Bitcoin (BTC) has declined over 5% to $42,600 since spot ETFs debuted in the U.S. on Thursday in what appears to be a classic “sell the fact” price action.
The sell-off could continue over the near term, according to analysis of bitcoin’s price patterns and technical indicators by 10x Research.
“Bitcoin’s RSI divergence signals correction,” 10x Research, led by Markus Thielen, said in a note to clients Monday, adding the pullback could run out of steam near the dynamic support level of $38,000.
A bearish divergence occurs when prices reach a new extreme and momentum indicators like the relative strength index (RSI) don’t, hinting at upside exhaustion.
BTC hit a two-year high above $49,000 last week, which the 14-day RSI failed to confirm, as seen in the chart below.
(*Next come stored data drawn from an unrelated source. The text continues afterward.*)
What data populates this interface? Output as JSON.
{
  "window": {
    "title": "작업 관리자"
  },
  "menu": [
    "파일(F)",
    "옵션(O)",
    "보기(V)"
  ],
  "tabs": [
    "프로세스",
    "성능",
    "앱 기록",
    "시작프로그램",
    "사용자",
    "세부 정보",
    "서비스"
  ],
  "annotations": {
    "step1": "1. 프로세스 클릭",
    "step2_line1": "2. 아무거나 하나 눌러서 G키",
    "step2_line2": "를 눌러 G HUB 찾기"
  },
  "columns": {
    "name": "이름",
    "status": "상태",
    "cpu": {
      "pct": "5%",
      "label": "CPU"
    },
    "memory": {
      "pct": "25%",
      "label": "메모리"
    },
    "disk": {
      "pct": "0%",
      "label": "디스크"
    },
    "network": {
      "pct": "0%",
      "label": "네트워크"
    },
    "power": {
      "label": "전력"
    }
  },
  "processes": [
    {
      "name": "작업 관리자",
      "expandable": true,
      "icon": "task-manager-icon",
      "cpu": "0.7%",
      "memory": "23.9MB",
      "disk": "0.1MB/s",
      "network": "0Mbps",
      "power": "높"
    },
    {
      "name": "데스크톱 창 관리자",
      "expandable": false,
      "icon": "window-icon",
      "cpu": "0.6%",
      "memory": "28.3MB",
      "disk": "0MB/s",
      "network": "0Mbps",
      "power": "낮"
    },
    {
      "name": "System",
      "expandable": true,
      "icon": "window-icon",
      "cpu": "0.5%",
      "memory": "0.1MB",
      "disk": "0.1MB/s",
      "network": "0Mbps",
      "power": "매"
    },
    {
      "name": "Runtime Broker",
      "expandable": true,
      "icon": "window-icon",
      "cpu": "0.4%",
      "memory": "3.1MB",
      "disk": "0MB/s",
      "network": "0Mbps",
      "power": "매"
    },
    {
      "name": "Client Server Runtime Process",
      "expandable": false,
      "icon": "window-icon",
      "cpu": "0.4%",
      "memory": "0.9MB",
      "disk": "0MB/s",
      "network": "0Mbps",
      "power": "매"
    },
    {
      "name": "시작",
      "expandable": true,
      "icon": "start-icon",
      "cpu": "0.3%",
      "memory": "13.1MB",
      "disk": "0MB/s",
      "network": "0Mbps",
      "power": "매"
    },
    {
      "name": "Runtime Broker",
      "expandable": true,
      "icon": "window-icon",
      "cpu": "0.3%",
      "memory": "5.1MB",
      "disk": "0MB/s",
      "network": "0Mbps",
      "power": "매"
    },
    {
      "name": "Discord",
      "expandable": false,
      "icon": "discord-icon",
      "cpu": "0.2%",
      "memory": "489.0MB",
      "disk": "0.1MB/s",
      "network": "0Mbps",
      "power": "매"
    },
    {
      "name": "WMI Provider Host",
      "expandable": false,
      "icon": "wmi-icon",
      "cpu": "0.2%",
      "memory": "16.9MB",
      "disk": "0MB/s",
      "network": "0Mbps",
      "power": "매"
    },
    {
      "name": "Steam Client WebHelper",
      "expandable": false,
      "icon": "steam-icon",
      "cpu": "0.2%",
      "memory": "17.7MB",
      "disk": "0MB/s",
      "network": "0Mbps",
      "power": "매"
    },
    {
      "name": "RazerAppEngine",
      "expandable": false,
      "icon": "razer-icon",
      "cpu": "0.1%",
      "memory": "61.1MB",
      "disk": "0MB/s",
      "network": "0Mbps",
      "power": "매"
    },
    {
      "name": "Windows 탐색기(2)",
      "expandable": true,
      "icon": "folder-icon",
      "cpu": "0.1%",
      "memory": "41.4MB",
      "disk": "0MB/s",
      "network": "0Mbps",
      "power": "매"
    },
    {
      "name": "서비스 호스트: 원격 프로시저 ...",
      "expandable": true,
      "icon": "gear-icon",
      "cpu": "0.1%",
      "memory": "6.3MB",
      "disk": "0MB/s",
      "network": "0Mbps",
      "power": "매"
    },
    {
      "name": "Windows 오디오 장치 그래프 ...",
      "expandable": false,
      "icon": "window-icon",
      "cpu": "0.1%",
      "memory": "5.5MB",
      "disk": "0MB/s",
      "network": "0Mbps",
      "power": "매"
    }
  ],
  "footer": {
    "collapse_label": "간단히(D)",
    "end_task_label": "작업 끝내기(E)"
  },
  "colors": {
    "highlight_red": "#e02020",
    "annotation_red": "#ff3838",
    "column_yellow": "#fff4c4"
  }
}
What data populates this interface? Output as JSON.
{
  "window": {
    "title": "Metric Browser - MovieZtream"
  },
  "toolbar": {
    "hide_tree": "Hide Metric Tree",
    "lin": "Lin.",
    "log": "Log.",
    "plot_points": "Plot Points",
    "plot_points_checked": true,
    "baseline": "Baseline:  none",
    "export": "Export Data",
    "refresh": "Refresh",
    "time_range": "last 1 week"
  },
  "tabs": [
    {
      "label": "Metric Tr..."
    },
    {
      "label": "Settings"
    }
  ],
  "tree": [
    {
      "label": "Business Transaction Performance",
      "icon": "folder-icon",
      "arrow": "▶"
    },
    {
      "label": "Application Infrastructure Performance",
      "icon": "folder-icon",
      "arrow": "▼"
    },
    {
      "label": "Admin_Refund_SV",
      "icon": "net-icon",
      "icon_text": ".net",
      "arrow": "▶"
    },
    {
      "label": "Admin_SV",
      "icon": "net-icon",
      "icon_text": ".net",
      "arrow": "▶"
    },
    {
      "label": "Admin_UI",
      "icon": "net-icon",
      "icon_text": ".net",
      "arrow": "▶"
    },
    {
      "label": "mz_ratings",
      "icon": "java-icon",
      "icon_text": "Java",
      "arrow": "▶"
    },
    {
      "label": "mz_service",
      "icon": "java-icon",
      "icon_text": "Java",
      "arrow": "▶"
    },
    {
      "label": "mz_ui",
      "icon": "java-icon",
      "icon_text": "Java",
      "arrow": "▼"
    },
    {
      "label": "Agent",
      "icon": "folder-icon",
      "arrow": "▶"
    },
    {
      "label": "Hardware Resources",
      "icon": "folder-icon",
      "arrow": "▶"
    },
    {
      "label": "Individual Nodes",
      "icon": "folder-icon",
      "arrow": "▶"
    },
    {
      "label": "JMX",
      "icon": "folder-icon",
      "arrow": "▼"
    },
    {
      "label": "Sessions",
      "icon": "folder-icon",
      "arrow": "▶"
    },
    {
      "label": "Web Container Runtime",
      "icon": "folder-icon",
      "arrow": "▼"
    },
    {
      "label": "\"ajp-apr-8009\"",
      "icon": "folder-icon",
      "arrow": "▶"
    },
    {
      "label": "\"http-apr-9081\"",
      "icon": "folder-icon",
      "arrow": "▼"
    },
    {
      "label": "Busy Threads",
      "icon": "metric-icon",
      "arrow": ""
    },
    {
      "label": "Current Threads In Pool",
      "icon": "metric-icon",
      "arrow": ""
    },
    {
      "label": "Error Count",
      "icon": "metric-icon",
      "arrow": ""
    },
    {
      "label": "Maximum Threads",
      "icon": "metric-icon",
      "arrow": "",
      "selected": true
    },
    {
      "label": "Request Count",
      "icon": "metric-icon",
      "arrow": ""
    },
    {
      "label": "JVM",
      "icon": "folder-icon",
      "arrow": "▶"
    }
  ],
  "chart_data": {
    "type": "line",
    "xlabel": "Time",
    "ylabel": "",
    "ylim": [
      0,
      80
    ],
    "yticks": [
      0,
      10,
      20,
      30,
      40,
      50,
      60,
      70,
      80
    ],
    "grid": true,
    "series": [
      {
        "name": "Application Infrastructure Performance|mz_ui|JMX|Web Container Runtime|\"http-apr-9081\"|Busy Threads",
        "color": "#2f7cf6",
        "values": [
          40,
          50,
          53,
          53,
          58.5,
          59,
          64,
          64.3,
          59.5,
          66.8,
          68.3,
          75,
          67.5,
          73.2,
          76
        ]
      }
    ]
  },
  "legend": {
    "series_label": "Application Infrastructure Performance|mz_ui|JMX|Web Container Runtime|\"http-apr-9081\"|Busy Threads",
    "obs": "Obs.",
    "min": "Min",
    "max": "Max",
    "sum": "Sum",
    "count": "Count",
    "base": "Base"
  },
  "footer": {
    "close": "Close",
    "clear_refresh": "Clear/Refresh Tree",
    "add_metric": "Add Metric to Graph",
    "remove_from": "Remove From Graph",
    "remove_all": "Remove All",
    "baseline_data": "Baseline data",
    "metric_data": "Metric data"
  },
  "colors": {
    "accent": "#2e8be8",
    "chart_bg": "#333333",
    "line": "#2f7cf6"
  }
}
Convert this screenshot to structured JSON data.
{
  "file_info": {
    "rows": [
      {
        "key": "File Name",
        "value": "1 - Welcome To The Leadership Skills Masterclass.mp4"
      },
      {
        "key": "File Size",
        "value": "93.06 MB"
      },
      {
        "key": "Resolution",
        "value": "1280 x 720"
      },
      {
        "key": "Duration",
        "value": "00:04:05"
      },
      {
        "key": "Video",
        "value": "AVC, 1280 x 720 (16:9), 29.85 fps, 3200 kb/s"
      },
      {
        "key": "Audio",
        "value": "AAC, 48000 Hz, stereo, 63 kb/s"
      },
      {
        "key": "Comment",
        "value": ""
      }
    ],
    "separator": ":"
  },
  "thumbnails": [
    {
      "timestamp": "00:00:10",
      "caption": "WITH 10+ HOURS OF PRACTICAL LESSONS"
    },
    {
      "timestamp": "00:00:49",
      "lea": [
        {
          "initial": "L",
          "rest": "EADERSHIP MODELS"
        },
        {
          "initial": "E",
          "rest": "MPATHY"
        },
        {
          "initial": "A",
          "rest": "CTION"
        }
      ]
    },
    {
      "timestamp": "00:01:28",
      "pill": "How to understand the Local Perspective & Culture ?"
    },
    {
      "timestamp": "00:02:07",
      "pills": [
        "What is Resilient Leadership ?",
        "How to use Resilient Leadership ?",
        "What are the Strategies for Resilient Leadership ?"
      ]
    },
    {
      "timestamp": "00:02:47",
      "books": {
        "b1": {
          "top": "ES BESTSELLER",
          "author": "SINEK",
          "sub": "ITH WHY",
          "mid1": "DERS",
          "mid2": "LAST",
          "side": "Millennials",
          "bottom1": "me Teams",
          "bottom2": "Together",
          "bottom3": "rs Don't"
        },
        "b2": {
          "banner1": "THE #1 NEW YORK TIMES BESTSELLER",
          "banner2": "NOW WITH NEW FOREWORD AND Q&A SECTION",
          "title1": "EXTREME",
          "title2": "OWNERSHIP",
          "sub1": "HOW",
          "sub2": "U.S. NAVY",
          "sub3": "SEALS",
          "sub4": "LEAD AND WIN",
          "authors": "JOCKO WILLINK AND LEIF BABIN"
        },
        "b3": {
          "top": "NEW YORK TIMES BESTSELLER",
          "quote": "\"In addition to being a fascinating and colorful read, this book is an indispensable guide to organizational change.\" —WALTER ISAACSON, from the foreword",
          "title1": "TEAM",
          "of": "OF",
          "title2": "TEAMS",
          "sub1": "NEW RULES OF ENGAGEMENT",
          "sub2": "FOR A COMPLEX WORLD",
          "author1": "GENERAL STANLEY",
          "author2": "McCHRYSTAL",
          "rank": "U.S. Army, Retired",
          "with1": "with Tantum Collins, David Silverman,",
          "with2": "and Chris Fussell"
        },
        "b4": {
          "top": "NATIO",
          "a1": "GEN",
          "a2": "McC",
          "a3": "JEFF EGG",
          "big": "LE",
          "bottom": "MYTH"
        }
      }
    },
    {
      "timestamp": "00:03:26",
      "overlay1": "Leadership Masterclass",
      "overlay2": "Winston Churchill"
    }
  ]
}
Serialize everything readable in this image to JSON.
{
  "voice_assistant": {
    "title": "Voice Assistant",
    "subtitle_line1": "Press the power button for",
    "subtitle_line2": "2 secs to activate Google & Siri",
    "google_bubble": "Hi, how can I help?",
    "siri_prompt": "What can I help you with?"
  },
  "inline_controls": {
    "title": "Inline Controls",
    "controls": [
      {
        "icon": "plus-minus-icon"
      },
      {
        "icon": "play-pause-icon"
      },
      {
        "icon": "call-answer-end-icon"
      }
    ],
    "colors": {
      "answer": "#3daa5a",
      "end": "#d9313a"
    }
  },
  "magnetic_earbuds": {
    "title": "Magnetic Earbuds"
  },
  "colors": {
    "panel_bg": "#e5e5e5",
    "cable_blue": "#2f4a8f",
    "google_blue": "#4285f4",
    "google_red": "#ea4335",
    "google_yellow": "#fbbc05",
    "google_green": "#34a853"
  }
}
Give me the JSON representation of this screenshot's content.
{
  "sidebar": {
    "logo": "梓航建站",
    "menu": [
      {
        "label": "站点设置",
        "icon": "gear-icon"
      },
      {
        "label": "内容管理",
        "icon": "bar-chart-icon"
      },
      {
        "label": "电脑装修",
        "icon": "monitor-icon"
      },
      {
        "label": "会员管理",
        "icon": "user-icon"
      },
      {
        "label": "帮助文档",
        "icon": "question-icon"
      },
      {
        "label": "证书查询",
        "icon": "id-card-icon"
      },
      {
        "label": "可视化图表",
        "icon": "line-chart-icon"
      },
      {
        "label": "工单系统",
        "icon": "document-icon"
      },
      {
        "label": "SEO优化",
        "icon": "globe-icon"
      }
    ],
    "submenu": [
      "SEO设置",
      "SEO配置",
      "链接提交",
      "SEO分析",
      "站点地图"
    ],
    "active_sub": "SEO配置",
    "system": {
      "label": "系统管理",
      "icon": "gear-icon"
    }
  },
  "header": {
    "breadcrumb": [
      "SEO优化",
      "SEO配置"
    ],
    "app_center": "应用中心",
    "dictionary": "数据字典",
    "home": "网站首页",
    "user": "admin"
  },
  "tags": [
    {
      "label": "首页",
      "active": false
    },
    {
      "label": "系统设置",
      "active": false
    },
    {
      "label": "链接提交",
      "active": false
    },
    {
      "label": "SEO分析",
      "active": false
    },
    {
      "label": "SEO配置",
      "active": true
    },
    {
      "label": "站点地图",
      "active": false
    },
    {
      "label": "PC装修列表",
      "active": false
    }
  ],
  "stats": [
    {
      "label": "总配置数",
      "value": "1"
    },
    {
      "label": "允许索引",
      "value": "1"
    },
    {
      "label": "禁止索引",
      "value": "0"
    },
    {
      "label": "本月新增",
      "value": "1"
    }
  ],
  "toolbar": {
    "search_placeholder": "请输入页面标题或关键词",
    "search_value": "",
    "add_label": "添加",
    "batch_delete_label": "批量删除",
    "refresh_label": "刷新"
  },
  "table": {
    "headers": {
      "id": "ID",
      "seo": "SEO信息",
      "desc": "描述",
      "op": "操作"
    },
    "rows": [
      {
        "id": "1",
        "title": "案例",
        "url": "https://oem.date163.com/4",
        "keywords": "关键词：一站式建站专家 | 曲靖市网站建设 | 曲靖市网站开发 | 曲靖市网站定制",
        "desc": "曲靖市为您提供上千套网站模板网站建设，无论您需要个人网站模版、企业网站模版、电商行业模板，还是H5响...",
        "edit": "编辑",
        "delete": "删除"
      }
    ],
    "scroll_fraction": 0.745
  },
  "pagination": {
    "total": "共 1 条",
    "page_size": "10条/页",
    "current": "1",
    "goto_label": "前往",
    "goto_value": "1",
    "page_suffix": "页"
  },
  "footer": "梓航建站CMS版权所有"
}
The subsequent price drop has validated the bearish divergence.
The MACD histogram, used to gauge trend strength and changes, has crossed below zero, signaling a bearish shift in momentum.
Per Thielen, investors in Grayscale’s ETF, the Grayscale Bitcoin Trust (GBTC), switching to other low-fee options will likely weigh over bitcoin’s price. While Grayscale charges 1.5%, other asset managers like BlackRock charge 0.25%. GBTC, formerly a close-ended trust, is one of the largest bitcoin holders, with a coin stash of over $27 billion. GBTC shares began trading in 2013 and became redeemable on Jan. 11.
“Grayscale is betting that investors will slowly switch out of their 1.5% annual management fee ETF offering (due to tax consideration) instead ofchoosing other reputable companies that offer 80% less in fees. There has been much negative news around the parent company DCG and Grayscale itself, notably charging a 2.0% management fee on a product that at one point traded at a 50% discount to its net asset value – therefore overcharging GBTC holders ($27bn market cap),” 10x said.
“Investors will first sell before they transfer their BTC exposure to another ETF issuer. This will cause downside pressure for Bitcoin and remain an overhang,” 10x added.